As the first electric truck to be unveiled by a legacy manufacturer, the GMC Hummer EV marks a new chapter in the American pickup market. While General Motors has certainly built battery-powered vehicles in the past, one look at the Hummer is enough to know this is something entirely different. Clearly this is no Bolt, but MC&T recently caught up with Vehicle Performance Engineer Todd Hubbard to find out just how different the new GMC and its GM BT1 platform is from other trucks we see today.
“I don’t think there’s any,” said Hubbard when asked if there was any part sharing between the Hummer and other GM products.

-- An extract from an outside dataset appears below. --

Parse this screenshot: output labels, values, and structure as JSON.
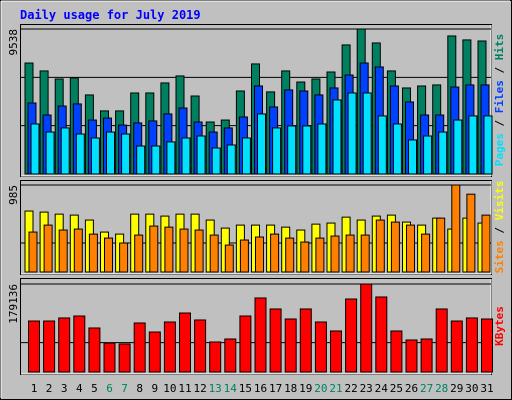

Aside from the unique sheetmetal, there are more clues that the Hummer EV is 100 percent unique. The interior, for example, seems to bare no commonalities with today’s GM trucks and utility vehicles. Maybe the window switch gear is the same? But with the design being “98 percent” there, we could see very subtle changes from now by the time the “super truck” launches at the end of 2021 with the Edition 1 model.
While we knew that the GMC Hummer EV would carry a significant amount of unique hardware, it is surprising to learn that the BT1 and T1 platforms are that different. General Motors is infamous for their love of parts sharing across platforms and brands, spearheading the brand-engineering movement for decades. As we move into a more electrified age however, it appears they are taking full advantage of bespoke EV platforms.
That being said, it’s expected that GM will do its best to scale its BT1 architecture debuting in the GMC Hummer EV across multiple vehicle programs and brands. Such as an electric Chevrolet Silverado, which was teased during the recent Barclays Automotive Industry Conference. The Ultium battery technology will also be implemented in every electric GM vehicle going forward.
Electric vehicles don’t have to be designed with the same constraints as an ICE-powered vehicle, starting with the chassis itself. General Motors must have felt that the benefits of designing this platform from the ground-up outweighed the cost savings presented by using the T1 architecture in its entirety. Ford has gone the other route here, as the electric F-150 will ostensibly be built on the same production line as the gas-powered truck. This will bring cost savings to customers initially, but it’s safe to imagine the BT1 platform will become cheaper as GM unveils more models sharing that architecture.